Zomato To Raise Cash With Singapore Investment

Zomato app

Zomato, the food-ordering and delivery startup in India, is completing a fundraising deal with a division of the Singapore government’s Temasek Holdings.

LiveMint.com reported Zomato plans to sell about 15,200 shares to MacRitchie Investments, according to filings with the Ministry Of Corporate Affairs, India’s equivalent of the U.S. Securities and Exchange Commission.

If the deal is completed, it could provide $60 million into the company based on its valuation of its January fundraising event, the report said.

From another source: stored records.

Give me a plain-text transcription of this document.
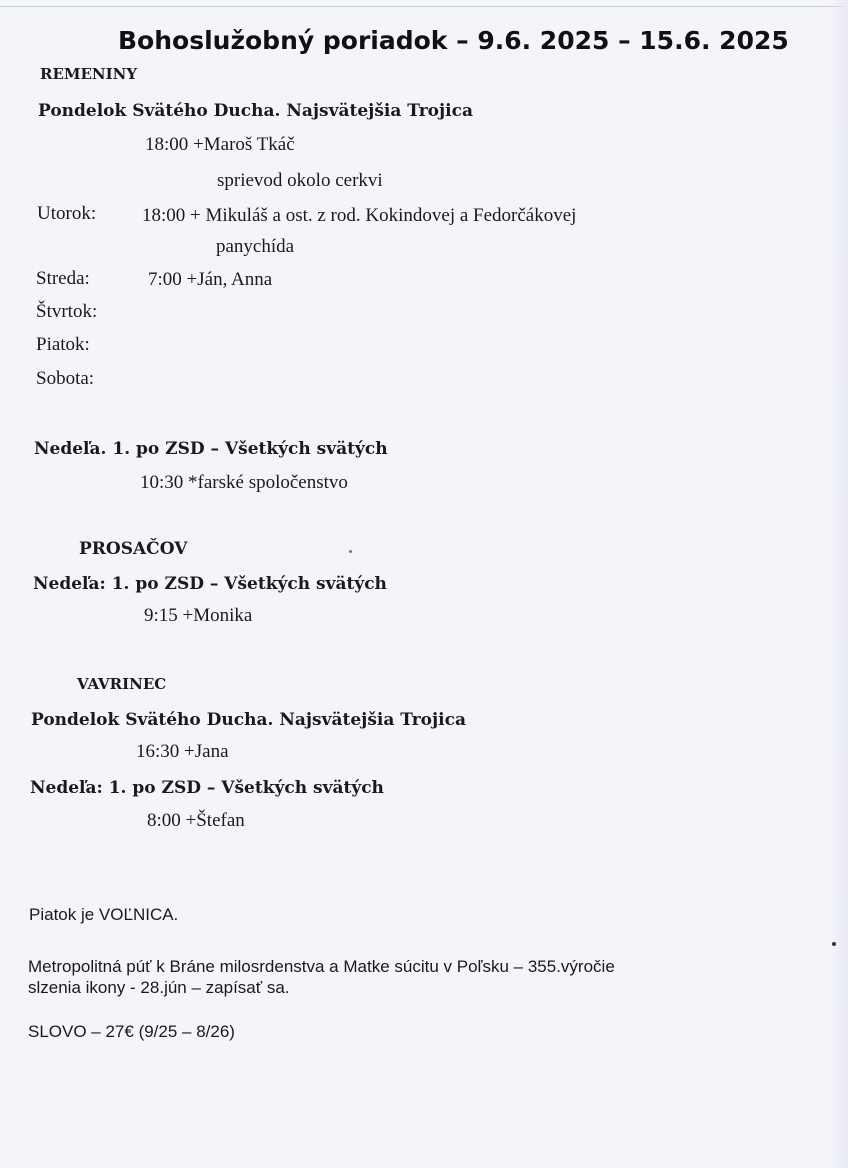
Bohoslužobný poriadok – 9.6. 2025 – 15.6. 2025
REMENINY
Pondelok Svätého Ducha. Najsvätejšia Trojica
18:00 +Maroš Tkáč
sprievod okolo cerkvi
Utorok: 18:00 + Mikuláš a ost. z rod. Kokindovej a Fedorčákovej
panychída
Streda:	7:00 +Ján, Anna
Štvrtok:
Piatok:
Sobota:
Nedeľa. 1. po ZSD – Všetkých svätých
10:30 *farské spoločenstvo
PROSAČOV
Nedeľa: 1. po ZSD – Všetkých svätých
9:15 +Monika
VAVRINEC
Pondelok Svätého Ducha. Najsvätejšia Trojica
16:30 +Jana
Nedeľa: 1. po ZSD – Všetkých svätých
8:00 +Štefan
Piatok je VOĽNICA.
Metropolitná púť k Bráne milosrdenstva a Matke súcitu v Poľsku – 355.výročie
slzenia ikony - 28.jún – zapísať sa.
SLOVO – 27€ (9/25 – 8/26)
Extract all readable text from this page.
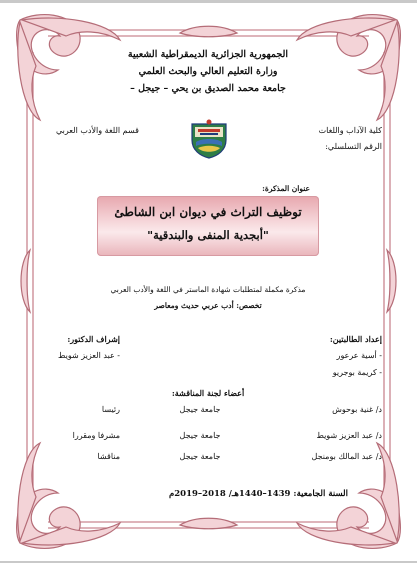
الجمهورية الجزائرية الديمقراطية الشعبية
وزارة التعليم العالي والبحث العلمي
جامعة محمد الصديق بن يحي – جيجل –
كلية الآداب واللغات
الرقم التسلسلي:
قسم اللغة والأدب العربي
عنوان المذكرة:
توظيف التراث في ديوان ابن الشاطئ
"أبجدية المنفى والبندقية"
مذكرة مكملة لمتطلبات شهادة الماستر في اللغة والأدب العربي
تخصص: أدب عربي حديث ومعاصر
إعداد الطالبتين:
- أسية عرعور
- كريمة بوجريو
إشراف الدكتور:
- عبد العزيز شويط
أعضاء لجنة المناقشة:
د/ غنية بوحوش
جامعة جيجل
رئيسا
د/ عبد العزيز شويط
جامعة جيجل
مشرفا ومقررا
د/ عبد المالك بومنجل
جامعة جيجل
مناقشا
السنة الجامعية: 1439–1440هـ/ 2018–2019م
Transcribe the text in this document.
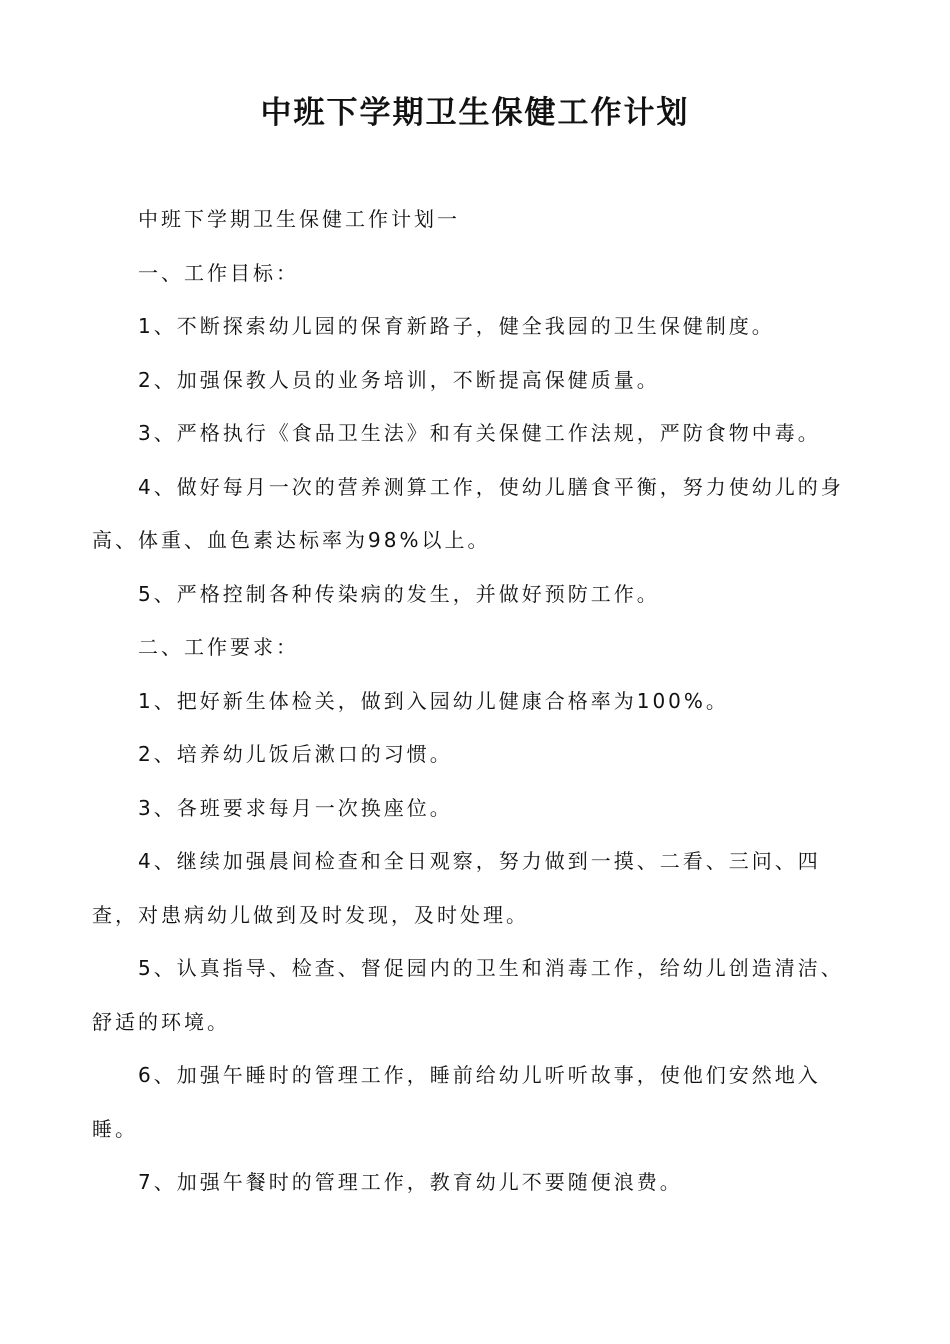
中班下学期卫生保健工作计划

中班下学期卫生保健工作计划一

一、工作目标：

1、不断探索幼儿园的保育新路子，健全我园的卫生保健制度。

2、加强保教人员的业务培训，不断提高保健质量。

3、严格执行《食品卫生法》和有关保健工作法规，严防食物中毒。

4、做好每月一次的营养测算工作，使幼儿膳食平衡，努力使幼儿的身 高、体重、血色素达标率为98%以上。

5、严格控制各种传染病的发生，并做好预防工作。

二、工作要求：

1、把好新生体检关，做到入园幼儿健康合格率为100%。

2、培养幼儿饭后漱口的习惯。

3、各班要求每月一次换座位。

4、继续加强晨间检查和全日观察，努力做到一摸、二看、三问、四查，对患病幼儿做到及时发现，及时处理。

5、认真指导、检查、督促园内的卫生和消毒工作，给幼儿创造清洁、舒适的环境。

6、加强午睡时的管理工作，睡前给幼儿听听故事，使他们安然地入睡。

7、加强午餐时的管理工作，教育幼儿不要随便浪费。
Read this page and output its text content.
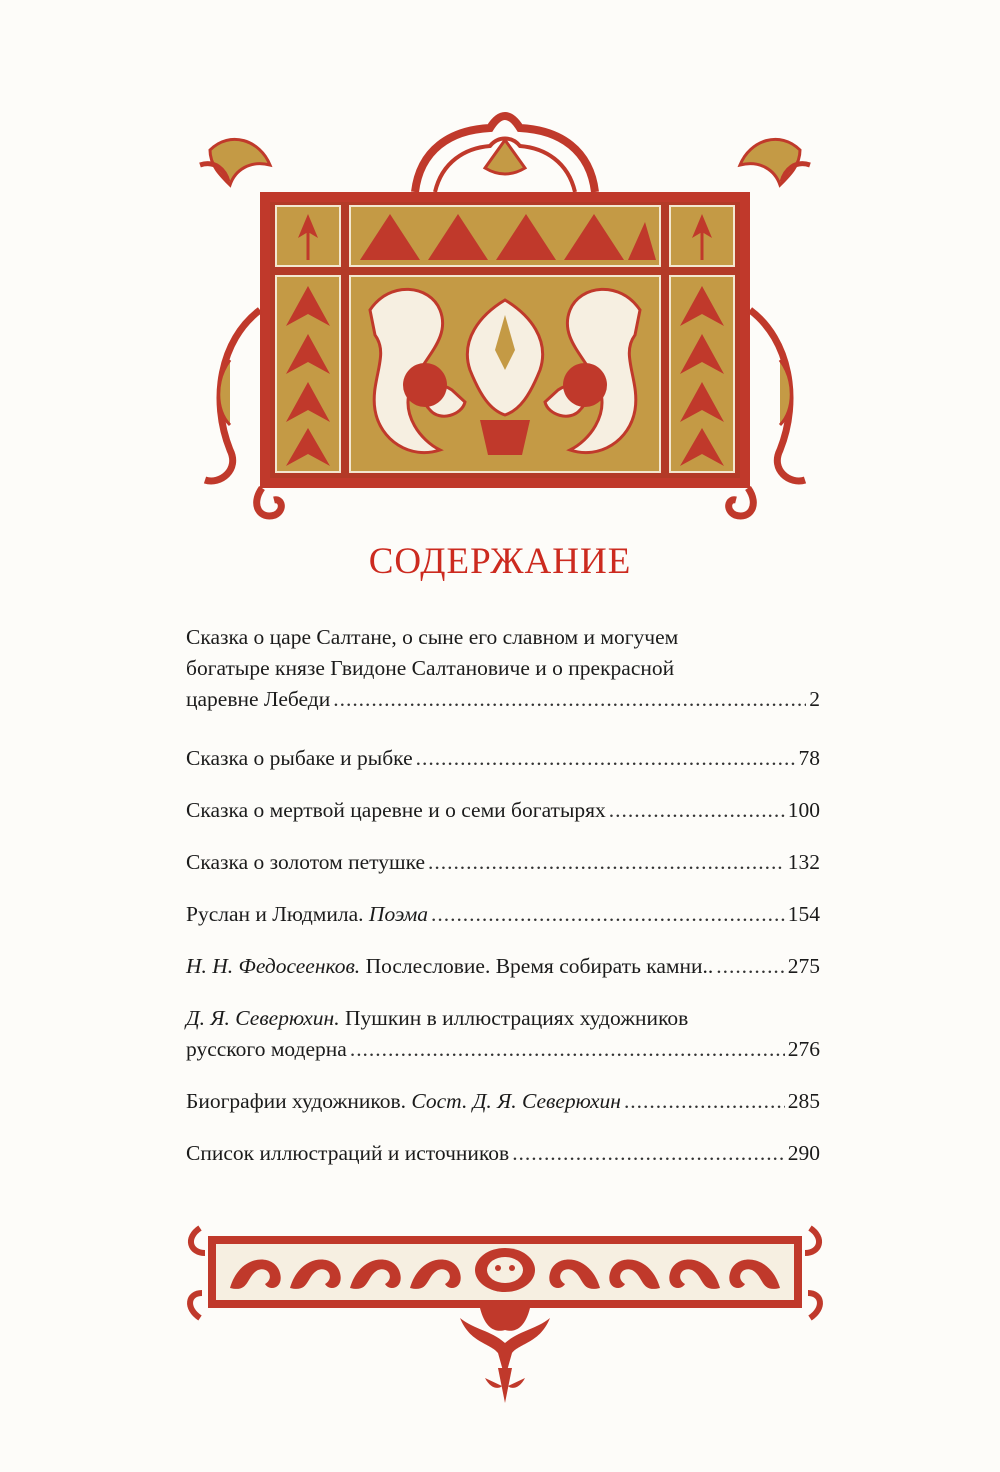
СОДЕРЖАНИЕ
Сказка о царе Салтане, о сыне его славном и могучем
богатыре князе Гвидоне Салтановиче и о прекрасной
царевне Лебеди . . .	2
Сказка о рыбаке и рыбке . . .	78
Сказка о мертвой царевне и о семи богатырях . . .	100
Сказка о золотом петушке . . .	132
Руслан и Людмила. Поэма . . .	154
Н. Н. Федосеенков. Послесловие. Время собирать камни.. . . .	275
Д. Я. Северюхин. Пушкин в иллюстрациях художников
русского модерна . . .	276
Биографии художников. Сост. Д. Я. Северюхин . . .	285
Список иллюстраций и источников . . .	290
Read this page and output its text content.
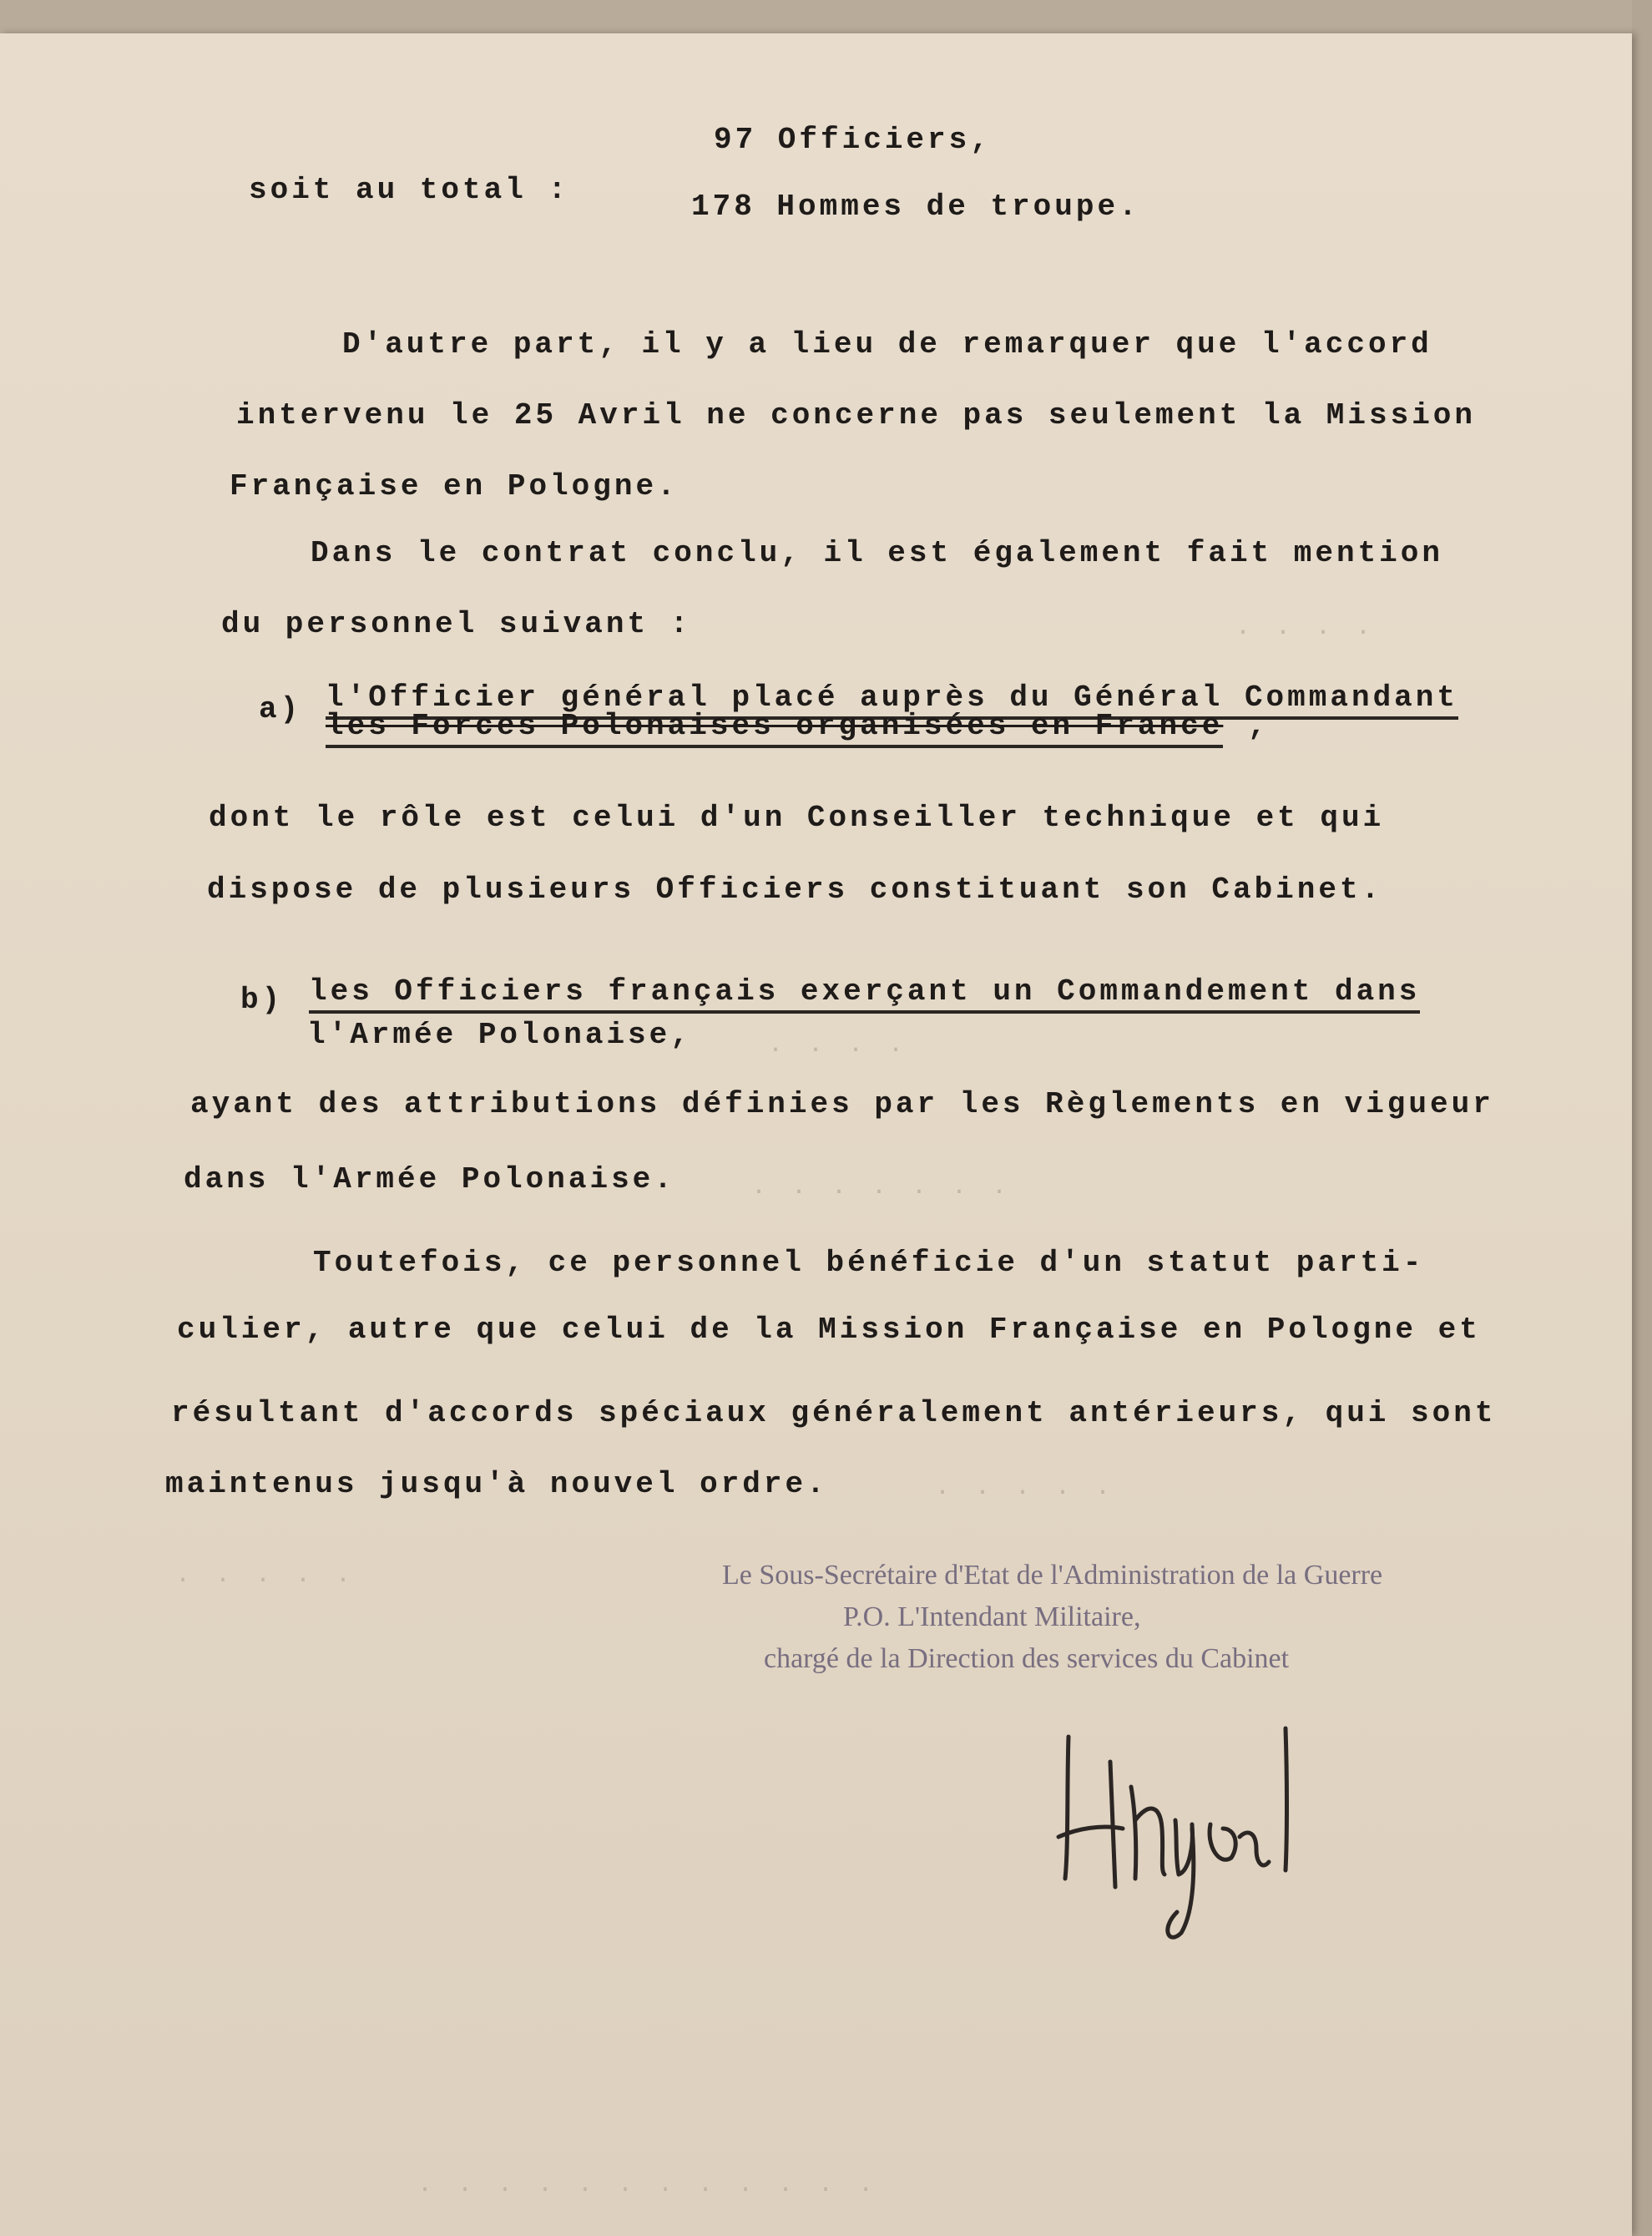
. . . .
. . . .
. . . . . . .
. . . . .
. . . . .
. . . . . . . . . . . .

97 Officiers,

soit au total :	178 Hommes de troupe.

D'autre part, il y a lieu de remarquer que l'accord

intervenu le 25 Avril ne concerne pas seulement la Mission

Française en Pologne.

Dans le contrat conclu, il est également fait mention

du personnel suivant :

a) l'Officier général placé auprès du Général Commandant

les Forces Polonaises organisées en France ,

dont le rôle est celui d'un Conseiller technique et qui

dispose de plusieurs Officiers constituant son Cabinet.

b) les Officiers français exerçant un Commandement dans

l'Armée Polonaise,

ayant des attributions définies par les Règlements en vigueur

dans l'Armée Polonaise.

Toutefois, ce personnel bénéficie d'un statut parti-

culier, autre que celui de la Mission Française en Pologne et

résultant d'accords spéciaux généralement antérieurs, qui sont

maintenus jusqu'à nouvel ordre.

Le Sous-Secrétaire d'Etat de l'Administration de la Guerre

P.O. L'Intendant Militaire,

chargé de la Direction des services du Cabinet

In March, Zomato received $5 million from Pacific Horizon Investment Trust, a publicly-traded investment trust listed on the London Stock Exchange and managed by Baillie Gifford & Co Limited, the Edinburgh-based investment management partnership.

In July, Zomato was cut off from Ant Financial, its biggest Chinese investor, amid new Indian regulations. Zomato failed to secure $100 million of the $150 million it received in investments from the Chinese digital payment giant in 2019.

Last month, the privately-held company reported revenues for the fiscal year that ended March 31 increased to $394 million, up from $192 million in fiscal 2019, the company reported. At the same time, the company reported, annual net loss grew to $293 million from $277 million.

“Right after the rise of COVID-19 cases in India towards the end of March, our food delivery gross merchandise value (GMV) hit its lowest point in two years,” Deepinder Goyal, founder and CEO of Zomato, said while announcing the results. “GMV was 80 percent down in the last week of March, compared to our peak pre-COVID-19 week (in mid-February).”

Zomato has scaled back Zomato Market, its online grocery platform which debuted in April as the coronavirus emerged.

In a report published last week, Zomato revealed despite strong demand for food delivery in India due to coronavirus-related dining restrictions, transactions fell below pre-pandemic levels because many restaurants were closed.

“The number of restaurants offering food delivery are at 70 percent of pre-COVID levels. Out of this, about 5 percent [of] restaurants did not offer food delivery services pre-COVID. Most of these are dining out-centric places which have shown agility to pivot to food delivery,” Zomato’s researchers wrote.